Stepan Vey ist einer von ihnen. Der gebürtiger Lwiwer ist eigentlich Künstler, seit etwa zehn Jahren arbeitet er in örtlichen Restaurierungsprojekten. «Ich war lange in der Bernhardinerkirche mit der Restaurierung der Fresken und Skulpturen beschäftigt», erklärt er während einer Verschnaufpause. Ins Sonnenlicht blinzelnd, schaut er seinen Kolleg:innen dabei zu, wie sie ein Gerüst aus Spanplatten vor der Fassade der Boim-Kapelle befestigen. Das Relief, das die Aussenwand der Kapelle schmückt und unter anderem die Passionsgeschichte darstellt, ist inzwischen völlig hinter einer Wand aus Holzplatten und Wellblech verschwunden.

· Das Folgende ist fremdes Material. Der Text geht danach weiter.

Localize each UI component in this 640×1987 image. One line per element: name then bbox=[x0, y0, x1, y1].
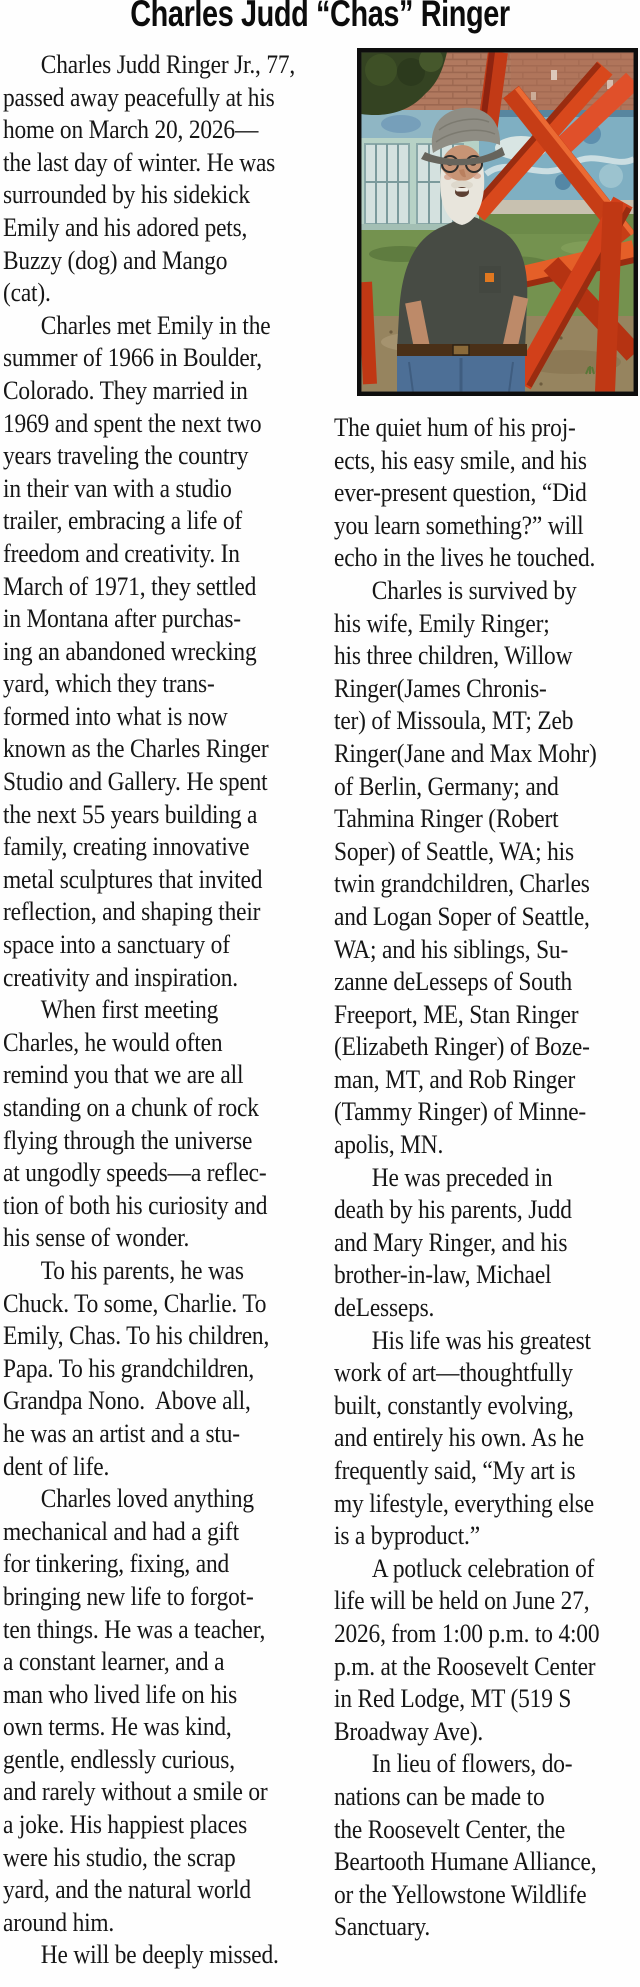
text-line: of Berlin, Germany; and bbox=[334, 771, 559, 801]
text-line: standing on a chunk of rock bbox=[3, 1093, 259, 1122]
text-line: Emily, Chas. To his children, bbox=[3, 1321, 270, 1351]
text-line: the Roosevelt Center, the bbox=[334, 1814, 566, 1844]
text-line: known as the Charles Ringer bbox=[3, 734, 269, 764]
text-line: his sense of wonder. bbox=[3, 1223, 190, 1253]
text-line: yard, which they trans- bbox=[3, 669, 215, 699]
paragraph bbox=[3, 49, 327, 310]
text-line: gentle, endlessly curious, bbox=[3, 1744, 235, 1774]
text-line: death by his parents, Judd bbox=[334, 1195, 572, 1225]
text-line: is a byproduct.” bbox=[334, 1521, 480, 1551]
text-line: he was an artist and a stu- bbox=[3, 1418, 240, 1448]
portrait-photo bbox=[357, 48, 638, 396]
paragraph bbox=[334, 1162, 640, 1325]
text-line: life will be held on June 27, bbox=[334, 1586, 590, 1616]
text-line: the last day of winter. He was bbox=[3, 147, 276, 177]
text-line: zanne deLesseps of South bbox=[334, 967, 573, 997]
text-line: surrounded by his sidekick bbox=[3, 180, 250, 210]
text-line: ten things. He was a teacher, bbox=[3, 1614, 266, 1644]
paragraph bbox=[334, 1553, 640, 1749]
text-line: man, MT, and Rob Ringer bbox=[334, 1064, 576, 1094]
text-line: and entirely his own. As he bbox=[334, 1423, 584, 1453]
text-line: you learn something?” will bbox=[334, 510, 584, 540]
text-line: Ringer(Jane and Max Mohr) bbox=[334, 738, 597, 768]
text-line: remind you that we are all bbox=[3, 1060, 244, 1090]
text-line: in Montana after purchas- bbox=[3, 604, 241, 634]
text-line: a joke. His happiest places bbox=[3, 1810, 248, 1840]
text-line: When first meeting bbox=[40, 995, 219, 1025]
text-line: flying through the universe bbox=[3, 1125, 253, 1155]
text-line: Broadway Ave). bbox=[334, 1716, 484, 1746]
text-line: own terms. He was kind, bbox=[3, 1712, 232, 1742]
text-line: A potluck celebration of bbox=[371, 1553, 595, 1583]
text-line: Tahmina Ringer (Robert bbox=[334, 804, 559, 834]
text-line: The quiet hum of his proj- bbox=[334, 413, 576, 442]
text-line: Ringer(James Chronis- bbox=[334, 673, 547, 703]
text-line: reflection, and shaping their bbox=[3, 897, 261, 927]
text-line: Emily and his adored pets, bbox=[3, 212, 248, 242]
text-line: (Elizabeth Ringer) of Boze- bbox=[334, 1032, 590, 1062]
text-line: space into a sanctuary of bbox=[3, 930, 230, 960]
right-column bbox=[334, 412, 640, 1944]
text-line: WA; and his siblings, Su- bbox=[334, 934, 569, 964]
text-line: Beartooth Humane Alliance, bbox=[334, 1847, 597, 1877]
text-line: He was preceded in bbox=[371, 1162, 553, 1192]
text-line: formed into what is now bbox=[3, 701, 228, 731]
text-line: twin grandchildren, Charles bbox=[334, 869, 590, 899]
text-line: summer of 1966 in Boulder, bbox=[3, 343, 262, 373]
text-line: my lifestyle, everything else bbox=[334, 1488, 594, 1518]
text-line: March of 1971, they settled bbox=[3, 571, 257, 601]
photo-illustration bbox=[361, 52, 634, 392]
pocket-logo bbox=[485, 273, 494, 282]
paragraph bbox=[3, 1255, 327, 1483]
text-line: p.m. at the Roosevelt Center bbox=[334, 1651, 596, 1681]
text-line: in Red Lodge, MT (519 S bbox=[334, 1684, 572, 1714]
text-line: his three children, Willow bbox=[334, 641, 573, 671]
text-line: Charles, he would often bbox=[3, 1027, 223, 1057]
text-line: 2026, from 1:00 p.m. to 4:00 bbox=[334, 1618, 600, 1648]
text-line: Freeport, ME, Stan Ringer bbox=[334, 999, 579, 1029]
text-line: Soper) of Seattle, WA; his bbox=[334, 836, 574, 866]
text-line: in their van with a studio bbox=[3, 473, 232, 503]
text-line: his wife, Emily Ringer; bbox=[334, 608, 550, 638]
text-line: 1969 and spent the next two bbox=[3, 408, 262, 438]
text-line: Sanctuary. bbox=[334, 1912, 431, 1942]
text-line: (Tammy Ringer) of Minne- bbox=[334, 1097, 587, 1127]
text-line: and Mary Ringer, and his bbox=[334, 1227, 568, 1257]
text-line: metal sculptures that invited bbox=[3, 864, 263, 894]
text-line: the next 55 years building a bbox=[3, 799, 258, 829]
text-line: nations can be made to bbox=[334, 1781, 545, 1811]
text-line: Charles met Emily in the bbox=[40, 310, 271, 340]
text-line: creativity and inspiration. bbox=[3, 962, 238, 992]
text-line: dent of life. bbox=[3, 1451, 110, 1481]
text-line: (cat). bbox=[3, 278, 51, 308]
text-line: passed away peacefully at his bbox=[3, 82, 275, 112]
paragraph bbox=[3, 310, 327, 994]
paragraph bbox=[334, 575, 640, 1162]
text-line: ever-present question, “Did bbox=[334, 478, 587, 508]
text-line: deLesseps. bbox=[334, 1293, 435, 1323]
paragraph bbox=[334, 1748, 640, 1944]
text-line: or the Yellowstone Wildlife bbox=[334, 1879, 587, 1909]
text-line: To his parents, he was bbox=[40, 1255, 244, 1285]
paragraph bbox=[3, 1483, 327, 1939]
text-line: Charles is survived by bbox=[371, 575, 577, 605]
text-line: bringing new life to forgot- bbox=[3, 1581, 254, 1611]
text-line: In lieu of flowers, do- bbox=[371, 1749, 573, 1779]
text-line: echo in the lives he touched. bbox=[334, 543, 596, 573]
text-line: tion of both his curiosity and bbox=[3, 1190, 268, 1220]
paragraph bbox=[3, 1939, 327, 1972]
text-line: Grandpa Nono. Above all, bbox=[3, 1386, 251, 1416]
text-line: Studio and Gallery. He spent bbox=[3, 767, 268, 797]
text-line: Charles Judd Ringer Jr., 77, bbox=[40, 50, 296, 79]
text-line: Buzzy (dog) and Mango bbox=[3, 245, 228, 275]
text-line: work of art—thoughtfully bbox=[334, 1358, 573, 1388]
text-line: Charles loved anything bbox=[40, 1484, 254, 1514]
text-line: yard, and the natural world bbox=[3, 1875, 251, 1905]
text-line: frequently said, “My art is bbox=[334, 1456, 576, 1485]
text-line: and Logan Soper of Seattle, bbox=[334, 901, 590, 931]
text-line: Chuck. To some, Charlie. To bbox=[3, 1288, 267, 1318]
page-title: Charles Judd “Chas” Ringer bbox=[130, 0, 510, 34]
text-line: family, creating innovative bbox=[3, 832, 250, 862]
text-line: a constant learner, and a bbox=[3, 1647, 225, 1677]
text-line: were his studio, the scrap bbox=[3, 1842, 236, 1872]
text-line: His life was his greatest bbox=[371, 1325, 591, 1355]
text-line: ter) of Missoula, MT; Zeb bbox=[334, 706, 574, 736]
text-line: brother-in-law, Michael bbox=[334, 1260, 552, 1290]
text-line: years traveling the country bbox=[3, 441, 249, 471]
text-line: and rarely without a smile or bbox=[3, 1777, 268, 1807]
left-column bbox=[3, 49, 327, 1972]
text-line: at ungodly speeds—a reflec- bbox=[3, 1158, 267, 1188]
text-line: home on March 20, 2026— bbox=[3, 115, 259, 145]
text-line: ects, his easy smile, and his bbox=[334, 445, 587, 475]
paragraph bbox=[334, 412, 640, 575]
text-line: trailer, embracing a life of bbox=[3, 506, 242, 536]
text-line: mechanical and had a gift bbox=[3, 1516, 239, 1546]
text-line: freedom and creativity. In bbox=[3, 538, 240, 568]
text-line: around him. bbox=[3, 1907, 115, 1937]
text-line: Papa. To his grandchildren, bbox=[3, 1353, 255, 1383]
paragraph bbox=[3, 994, 327, 1255]
text-line: apolis, MN. bbox=[334, 1130, 444, 1160]
text-line: Colorado. They married in bbox=[3, 375, 248, 405]
text-line: He will be deeply missed. bbox=[40, 1940, 279, 1970]
text-line: man who lived life on his bbox=[3, 1679, 238, 1709]
text-line: ing an abandoned wrecking bbox=[3, 636, 257, 666]
text-line: for tinkering, fixing, and bbox=[3, 1549, 230, 1579]
text-line: built, constantly evolving, bbox=[334, 1390, 574, 1420]
paragraph bbox=[334, 1325, 640, 1553]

Die Arbeit ist vom anarchischen Geist der Mobilisierung geprägt, der zurzeit in allen ukrainischen Gesellschaftsbereichen zu beobachten ist. Wo kommt das Gerüst her, die Holzplatten und das brandsichere Verkleidungsmaterial, mit denen die Kapellen, Kirchen und Skulpturen der Altstadt verkleidet werden? «Von den Kirchen gesponsort, glaube ich», meint Stepan Vey. «Nein, das kommt alles von der Stadt», widerspricht ihm ein Kollege. Ein Dritter hat gehört, dass Polen ihre Arbeit materiell unterstützen würde.

Wahrzeichen zerstört

Stepan Veys Alltag ist sonst gemächlicher. «Normalerweise arbeite ich im Polytechnischen Institut. Das hat eine wunderschöne, über 150 Jahre alte Aula mit bemaltem Marmor, dessen ursprüngliche Gestaltung wir wiederherstellen.» Bei seiner Arbeit kommt es auf Fingerspitzengefühl an. «Erst analysiert man und macht Schallproben. Mithilfe von Expert:innen, die über die nötigen chemischen Kenntnisse verfügen, ermitteln wir dann die benötigten Materialien. Dann tragen wir die äusseren Schichten ab, bis die ursprüngliche Bemalung freigelegt ist, und reparieren beschädigte Abschnitte.» Der gesamte Prozess kann Jahre dauern.

Mit dem Krieg besteht nun die Gefahr, dass die historischen Schätze innerhalb von Minuten zerstört werden. Bei den schonungslosen Angriffen der russischen Streitkräfte in Städten wie Charkiw und Mariupol etwa sind schon zahlreiche architektonische Wahrzeichen dieser Städte beschädigt oder zerstört worden. «Erst restaurieren wir alles, und jetzt müssen wir unser Werk vor den Angriffen schützen», fasst Stepan Vey die absurde Situation zusammen. Es ist ihm ein persönliches Anliegen, dass nicht alles verloren geht. «Sonst wäre ja alle unsere Arbeit umsonst gewesen.»